En effet, la focalisation des auteurs privatistes sur la notion de vie privée plutôt que sur ses modalités de protection s'explique par le fait que ces dernières tiennent dans un seul et même bref article 9 du Code civil, quand la définition de la notion de vie privée apparaît comme un patchwork évolutif et instable composé d'une nuée d'éléments ne faisant l'objet en tant que tels de définitions que dans les jurisprudences internes et internationales. En comparaison, une focalisation sur la notion de données personnelles plutôt que sur ses modalités de protection paraît surprenante au regard du droit positif, dès lors que tous les instruments relatifs aux données, qu'ils soient d'origine interne ou internationale, donnent de la notion de donnée personnelle une définition exhaustive dans un unique article. Au regard du droit positif, cette notion ne prête donc pas par principe à confusion ou à polémique207, à la différence de la notion

de vie privée.

En outre, une fois retranché cet unique article au sein des instruments relatifs aux données personnelles, les dispositions susceptibles d'être rattachées à la protection des données elles mêmes, à ses modalités de protection, occupent pour le seul droit interne 47 articles au sein de la première version de la loi dite « informatique et libertés » et 71 au sein de sa version actualisée. Une telle asymétrie n'est pas propre au droit interne, étant donné que dans la Convention n° 108 du Conseil de l'Europe, la notion de données personnelles ne concerne qu'un article sur 27, un article sur 37 pour la directive 95/46 du 24 octobre 1995 ou un article sur 52 pour le règlement n° 45/2001 du 18 décembre 2000 relatif à la protection des personnes physiques à l'égard du traitement des données à caractère personnel par les institutions et organes communautaires.

204 LUCAS André, Le droit de l'informatique, PUF, 1987.

205 Sur la question de la patrimonialité des données personnelles, voir infra, deuxième partie, titre 2.

206 Sur cette question, voir LOISEAU Grégoire, Le nom objet d'un contrat, thèse, LGDJ, Bibliothèque de droit privé, tome 274, 1997.

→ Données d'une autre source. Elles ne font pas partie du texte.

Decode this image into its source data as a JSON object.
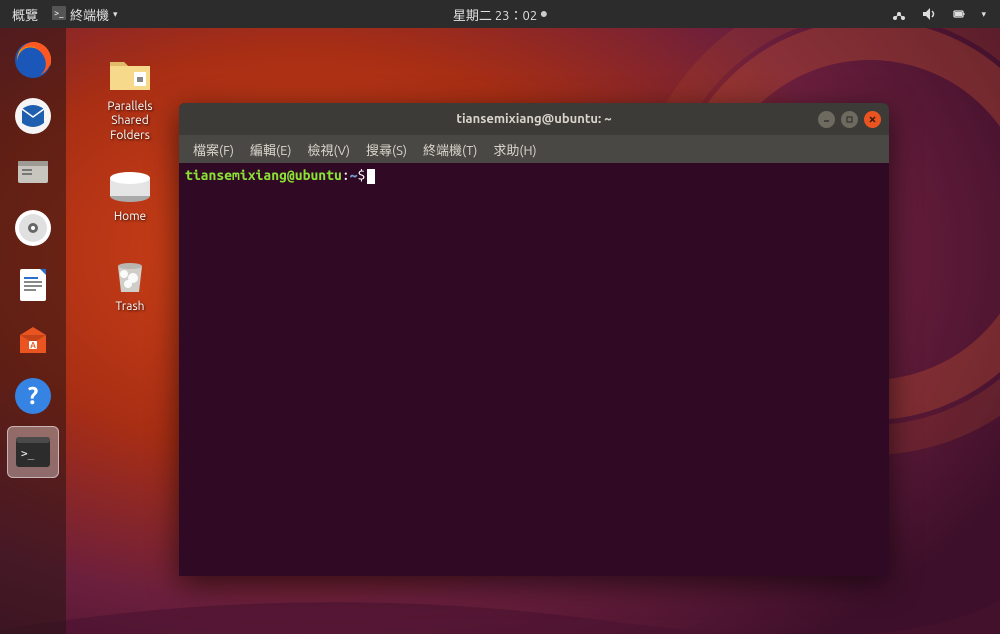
{
  "top_bar": {
    "activities": "概覽",
    "app_name": "終端機",
    "clock": "星期二 23：02",
    "tray": {
      "network": "network-icon",
      "volume": "volume-icon",
      "battery": "battery-icon",
      "dropdown": "dropdown-icon"
    }
  },
  "dock": {
    "items": [
      {
        "name": "firefox",
        "color": "#ff9500"
      },
      {
        "name": "thunderbird",
        "color": "#1f5fb0"
      },
      {
        "name": "files",
        "color": "#c8c4be"
      },
      {
        "name": "rhythmbox",
        "color": "#ffffff"
      },
      {
        "name": "libreoffice-writer",
        "color": "#ffffff"
      },
      {
        "name": "software",
        "color": "#e95420"
      },
      {
        "name": "help",
        "color": "#3584e4"
      },
      {
        "name": "terminal",
        "color": "#2c2c2c",
        "active": true
      }
    ]
  },
  "desktop_icons": [
    {
      "name": "parallels-shared-folders",
      "label": "Parallels\nShared\nFolders"
    },
    {
      "name": "home",
      "label": "Home"
    },
    {
      "name": "trash",
      "label": "Trash"
    }
  ],
  "terminal": {
    "title": "tiansemixiang@ubuntu: ~",
    "menu": {
      "file": "檔案(F)",
      "edit": "編輯(E)",
      "view": "檢視(V)",
      "search": "搜尋(S)",
      "terminal": "終端機(T)",
      "help": "求助(H)"
    },
    "prompt": {
      "user_host": "tiansemixiang@ubuntu",
      "separator": ":",
      "path": "~",
      "symbol": "$"
    }
  }
}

207 Cela ne signifie bien évidemment pas qu'il n'y ait pas de questions sur l'interprétation de cette notion. Un débat récurrent existe ainsi en droit des données personnelles sur le fait de savoir si l'adresse IP (Internet Protocol) constitue ou pas une donnée personnelle, n'étant pas directement nominative. Sur cette question, voir par exemple CAPRIOLI Éric, « L'adresse IP est une données à caractère personnel », note sous TGI, ord. Réf., 7 juillet 2014, M. c/ Crédit Lyonnais, CCE, octobre 2014, pp. 36-38. Cela signifie juste que la notion même de données personnelles telle que définie dans la loi a donné à considérablement moins d'interprétations jurisprudentielles que le notion de vie privée (sur cette question précise, voir infra, deuxième partie, titre 1, chapitre 1).

Par conséquent, s'il existe naturellement un intérêt dans l'analyse de la notion de « données personnelles », cet intérêt ne peut en aucun cas épuiser la question de la nature et des fonctions du droit des données personnelles. Il ne peut non plus conduire à calquer les modes de raisonnement et d'analyse employés pour la protection de la vie privée, disqualifiant ainsi une approche purement privatiste de la matière, et ce en dépit des appels de certains auteurs à faire connaître au droit des données personnelle le même sort que le droit de la concurrence en le détachant artificiellement du droit public, par la voie d'une attribution de compétence au moins partagée au profit du juge judiciaire208.